Throughout the entirety of “Game of Thrones,” many of the characters have stared in awe at Daenerys Targaryen’s dragons. Though the creatures were added in postproduction, the scaly, fire-breathing dragons marveled at by viewers come courtesy of Pixomondo, an international creative design and visual effects company. David Garber, executive producer of themed entertainment, talks about the evolution of Dany’s winged children.
How did working on the dragons in Season 7 of “Game of Thrones” differ from earlier seasons?
This year was quite a challenge because of the incredible, extensive increase in the size of the dragons. [The teams] were forced to deal with much more detail in building out the look and the fabric and the textures and the coloring of the dragons. It became much more challenging now that the scale was being increased. The camera pushes in and sees much more detail.
How much does Pixomondo interact with actors?
We send digital effects supervisors to set and we work with the actors extensively. Everything is done against green screen, everything the actors will interact with is marked with little dots, and [with] computer settings, the marks are recorded in the camera. When we get that material back in the postproduction process, we know exactly where their hand movements are, where their face motion is. It’s become very sophisticated in terms of being able to track the motions of the actor and the dragon that we’re putting into the scenes to interact with them. The visual effects supervisors have been working with them extensively. You develop a language with the actors and they begin to understand a little more about what’s going on behind the scenes and how things are going to work out in postproduction.

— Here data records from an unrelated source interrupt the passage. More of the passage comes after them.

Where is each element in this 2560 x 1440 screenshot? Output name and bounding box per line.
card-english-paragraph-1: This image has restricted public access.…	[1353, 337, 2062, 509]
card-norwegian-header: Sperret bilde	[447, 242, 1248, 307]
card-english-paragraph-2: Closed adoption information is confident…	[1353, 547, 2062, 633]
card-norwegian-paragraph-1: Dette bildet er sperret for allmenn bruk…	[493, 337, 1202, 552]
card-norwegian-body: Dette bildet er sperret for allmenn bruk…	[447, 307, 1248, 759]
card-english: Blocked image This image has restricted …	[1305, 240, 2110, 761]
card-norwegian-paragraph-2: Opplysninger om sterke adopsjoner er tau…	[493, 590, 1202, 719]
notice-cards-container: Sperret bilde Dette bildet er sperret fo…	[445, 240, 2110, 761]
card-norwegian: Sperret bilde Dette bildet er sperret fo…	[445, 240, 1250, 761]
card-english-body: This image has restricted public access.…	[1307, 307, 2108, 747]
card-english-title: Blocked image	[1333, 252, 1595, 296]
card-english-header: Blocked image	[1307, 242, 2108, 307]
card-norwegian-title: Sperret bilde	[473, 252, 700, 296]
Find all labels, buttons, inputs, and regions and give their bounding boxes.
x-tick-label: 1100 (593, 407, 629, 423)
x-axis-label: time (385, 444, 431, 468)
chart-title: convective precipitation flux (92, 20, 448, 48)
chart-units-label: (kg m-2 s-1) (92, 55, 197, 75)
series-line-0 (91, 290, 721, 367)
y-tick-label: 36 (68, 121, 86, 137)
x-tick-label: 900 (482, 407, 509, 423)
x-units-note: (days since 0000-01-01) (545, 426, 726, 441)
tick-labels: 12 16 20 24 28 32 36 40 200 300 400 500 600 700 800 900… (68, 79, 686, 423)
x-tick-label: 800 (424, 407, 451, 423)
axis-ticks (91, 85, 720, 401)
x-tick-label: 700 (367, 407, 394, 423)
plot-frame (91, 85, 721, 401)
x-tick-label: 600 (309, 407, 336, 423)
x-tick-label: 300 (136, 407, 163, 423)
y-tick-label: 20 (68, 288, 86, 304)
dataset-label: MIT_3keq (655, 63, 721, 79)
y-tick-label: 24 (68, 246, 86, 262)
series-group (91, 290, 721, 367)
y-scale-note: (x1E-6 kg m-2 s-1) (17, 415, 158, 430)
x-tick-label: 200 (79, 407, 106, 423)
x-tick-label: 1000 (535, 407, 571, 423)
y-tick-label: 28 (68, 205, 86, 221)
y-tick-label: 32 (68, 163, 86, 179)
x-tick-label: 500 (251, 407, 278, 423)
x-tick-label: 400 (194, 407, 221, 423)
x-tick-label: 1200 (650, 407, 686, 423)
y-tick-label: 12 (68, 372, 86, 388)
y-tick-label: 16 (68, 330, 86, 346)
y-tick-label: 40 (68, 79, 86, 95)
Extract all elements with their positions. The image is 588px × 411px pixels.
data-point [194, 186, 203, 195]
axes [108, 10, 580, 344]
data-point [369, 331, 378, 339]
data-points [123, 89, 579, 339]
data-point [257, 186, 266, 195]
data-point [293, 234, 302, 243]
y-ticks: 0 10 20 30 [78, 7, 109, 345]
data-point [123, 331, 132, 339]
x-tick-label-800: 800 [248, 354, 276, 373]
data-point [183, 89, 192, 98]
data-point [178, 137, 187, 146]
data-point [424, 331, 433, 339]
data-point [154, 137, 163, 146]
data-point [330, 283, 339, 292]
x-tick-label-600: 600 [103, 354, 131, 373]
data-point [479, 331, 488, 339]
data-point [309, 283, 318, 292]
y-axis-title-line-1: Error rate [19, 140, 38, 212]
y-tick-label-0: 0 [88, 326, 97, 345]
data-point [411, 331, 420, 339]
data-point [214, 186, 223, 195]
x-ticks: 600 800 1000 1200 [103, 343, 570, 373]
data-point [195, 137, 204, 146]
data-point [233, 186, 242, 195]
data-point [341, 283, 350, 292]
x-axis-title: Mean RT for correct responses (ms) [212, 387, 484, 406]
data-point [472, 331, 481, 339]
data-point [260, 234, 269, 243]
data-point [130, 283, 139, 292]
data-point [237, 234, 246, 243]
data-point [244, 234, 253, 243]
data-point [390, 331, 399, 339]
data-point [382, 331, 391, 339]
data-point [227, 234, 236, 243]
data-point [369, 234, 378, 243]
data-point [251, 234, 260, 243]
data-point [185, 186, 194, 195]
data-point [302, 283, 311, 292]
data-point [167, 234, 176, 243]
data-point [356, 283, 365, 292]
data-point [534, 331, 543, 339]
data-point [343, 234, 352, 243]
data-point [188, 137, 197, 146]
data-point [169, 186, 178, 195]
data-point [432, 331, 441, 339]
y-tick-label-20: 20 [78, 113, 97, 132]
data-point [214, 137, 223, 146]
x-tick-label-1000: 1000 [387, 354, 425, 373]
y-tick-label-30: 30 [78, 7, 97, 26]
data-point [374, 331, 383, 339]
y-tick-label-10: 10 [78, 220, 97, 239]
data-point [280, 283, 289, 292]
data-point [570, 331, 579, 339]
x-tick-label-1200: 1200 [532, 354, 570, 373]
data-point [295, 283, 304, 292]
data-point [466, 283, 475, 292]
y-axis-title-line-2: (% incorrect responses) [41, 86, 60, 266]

How much do you collaborate with the directors and people on set?
If it’s a live-action shoot like “Game of Thrones,” basically everything is worked out in the production meeting. Everybody sits at a big table with the producers and the directors and the production manager and the designers and wardrobe. Everyone goes through the script and people know what’s going to happen. All of the visual effects scenes are broken out and shot even before that meeting. If it’s an extremely complicated scene, we’ll do a little bit of what we call previs [previsualization]. The production manager works with the director, and you work out what scenes are going to be shot first. [On] “Game of Thrones,” usually the visual effects shots are pushed toward the end of the show because the directors don’t want to deal with them up front. They want to get through the acting and the battle scenes first.
We just opened this attraction in New York for National Geographic that’s a totally different approach. That falls into my division, which is themed entertainment. We do massive large-format media attractions. For the National Geographic piece, there were nine different environments there. Each one has its own story, screen size, film rate, and resolution. In that particular case, we have myself and art directors that will sit down with those clients and work out the architectural logistics and how those various immersive scenes are going to play out. The first room you step into, you feel as though you’re stepping into an underwater world, and the camera is moving forward and the imagery on the floor and the wall around you [moves]. As you move, you disturb the floor and manta rays are moving around.
What do you see as the future for special effects in film and television?
I personally don’t think that VR is going to be as all-consuming as some folks think. I think that putting on the VR headset is somewhat limiting to making it a personal experience. Many people have expressed to us the feeling of going into a space with their families and being able to walk through as a group and being able to comment on it and experience it as opposed to putting on a VR headset and having this isolated experience. We’re seeing more and more reliance upon visual effects in feature films and TV work. On the other hand, I think people are feeling a little oversaturated with them. A lot of people want to get back to seeing dramatic pieces again. You have things like “Westworld” and “Game of Thrones,” where you have effects where you don’t really know they’re effects. In “Game of Thrones,” there are obviously things that you can see and some you can’t. We create multilevel matte paintings to create some of the visions and places within the “Game of Thrones” landscape—some of the castles and the mountains, the overall look. All of those are created artificially with matte paintings, and people are placed into them and battle scenes are placed into them. You don’t think it’s a visual effect, which is good.
What else is Pixomondo doing in the film world?
We have developed a deep previs team. Right now we’re probably the only company that is pushing to previs an entire TV show or an entire film. TV shows don’t always get to do it because the schedule is so tight. Previs is a grayscaled, very rough animation of what the scenes are going to look like with the actors and the visual effects. At the moment, we’re reaching a point where we’re allowing the director to have the ability to see his entire film before he goes on location. When he gets to the location, he knows exactly what he wants and he saves a tremendous amount of time.